How encrypted data ingestion works

The data ingestion in Sidra comprises two copies of the information:

  • The raw copy of the asset that is stored in an Azure Storage container.
  • The optimized storage of the information that is loaded into Databricks.

When it comes to the encryption of information:

  • The raw copy will be totally encrypted. The entire file will be encrypted and stored in the Azure Storage container.
  • The information loaded into Databricks will be partially encrypted, that is, it will be encrypted only those attributes marked with the IsEncrypted flag.

How encryption is configured in the platform

The information used in the encryption process is provided to the platform:

  1. In the Sidra Core deployment. Some parameters are required to be configured in the Azure DevOps release pipeline in order to use encryption.
  2. In the metadata database. Additional information must be configured in some tables of the metadata database to identify the content that must be encrypted.

Azure DevOps configuration

In order to enable any kind of encryption it is necessary to create and populate with values the following variables:

  • EncryptionKey is a 16, 24 or 32 bytes long string randomly generated.
  • EncryptionInitializationVector is a 16 bytes long string randomly generated.

Both variables must be created in an Azure DevOps library and they will be used during the Release pipeline by the script that configures Databricks which will add them as the following Databricks secrets: key and initialization_vector respectively.

Metadata configuration

The information about what assets, entities and attributes are encrypted is included in the metadata database along with the rest of metadata of those elements.

Assets

The Asset table contains a field IsEncrypted that tells if the asset is encrypted. The field is managed by the platform -not meant to be configured by users- and it will be updated by the data ingestion pipeline after the encryption of the raw copy is completed. It will be also used to know if it is required to decrypt the raw copy when reloading the file -i.e. re-ingesting the file- or extracting it.

Entities

The Entity table contains a field AdditionalProperties which stores a JSON structure used for adding additional information about the entity. Users can use this field to configure encryption for the assets associated to the entity by including in the field this information:

1
2
3
{
    "isEncrypted": true
}

This information is used by the data ingestion pipeline to know if an asset must be encrypted.

Attributes

The Attribute table contains a field IsEncrypted that users can use to identify which attributes must be encrypted in Databricks.

This information is used by the GenerateTransferQuery custom activity to create a transfer query that encrypts those attributes.

Encryption pipeline

The entity that requires encryption must be associated to an encryption ingestion pipeline, that means that the table EntityPipeline must contains the association between the entity and the pipeline FileIngestionWithEncryption instead of being associated to the usual FileIngestionDatabricks.

How it works

The encryption is performed by the FileIngestionWithEncryption pipeline which is launched after the storage of the raw copy of the asset in the Data Storage Unit (DSU). This raw copy is not encrypted yet. More information about where that raw copy comes from can be found in the Overview section.

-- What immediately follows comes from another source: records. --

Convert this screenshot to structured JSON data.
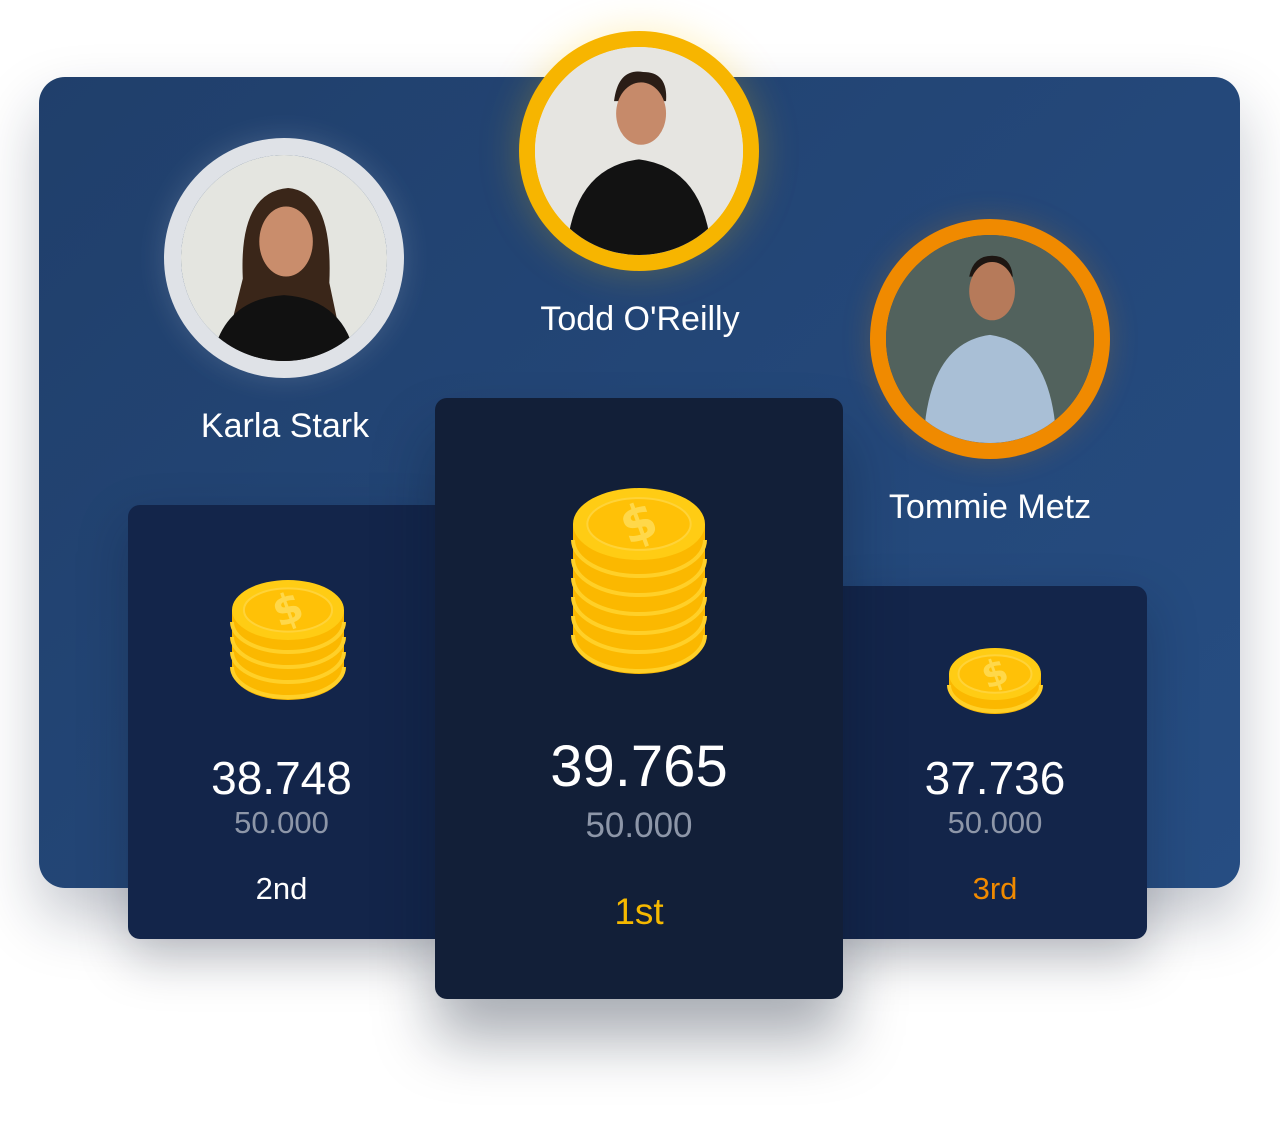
{
  "leaderboard": {
    "players": [
      {
        "rank_key": "second",
        "name": "Karla Stark",
        "score": "38.748",
        "max": "50.000",
        "rank": "2nd",
        "ring_color": "#d9dde3",
        "rank_color": "#ffffff",
        "coin_layers": 4
      },
      {
        "rank_key": "first",
        "name": "Todd O'Reilly",
        "score": "39.765",
        "max": "50.000",
        "rank": "1st",
        "ring_color": "#f7b500",
        "rank_color": "#f5b800",
        "coin_layers": 6
      },
      {
        "rank_key": "third",
        "name": "Tommie Metz",
        "score": "37.736",
        "max": "50.000",
        "rank": "3rd",
        "ring_color": "#f08a00",
        "rank_color": "#f08a00",
        "coin_layers": 1
      }
    ],
    "coin_icon": "coin-stack-dollar",
    "colors": {
      "panel": "#23446f",
      "card": "#13254a",
      "card_first": "#121f38",
      "coin": "#ffc107"
    }
  }
}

The encryption data ingestion pipeline follows these steps:

Use transfer query to load asset in Databricks

The plain -not encrypted- raw copy is used to load the information into Databricks using the transfer query script. More information about how the transfer query works can be found in this section.

The transfer query is generated specifically for the entity and it is based on the metadata information. The transfer query is generated by the GenerateTransferQuery custom activity that checks the IsEncrypted field of the attributes to generate a Spark SQL query that loads those attributes encrypted into Databricks. After the generation of the transfer query, it is executed using a Notebook activity in the pipeline.

Encrypt plain raw copy

While the transfer query is generated and executed, it is created an encrypted version of the raw copy of the asset. To encrypt the raw copy it is used a Python Notebook activity that executes the FileEncryption.py notebook included in Sidra and deployed in the Shared folder in Databricks. This notebook uses the Databricks secrets configured by the DevOps Release pipeline.

Clean up after process finish

When the load into Databricks has finished and also the creation of the encrypted raw copy, the following actions are performed:

  1. The plain raw copy is deleted.

  2. The encrypted raw copy is renamed with the original filename of the plain raw copy.

  3. The asset metadata is marked as encrypted by activating the flag IsEncripted in the Asset table.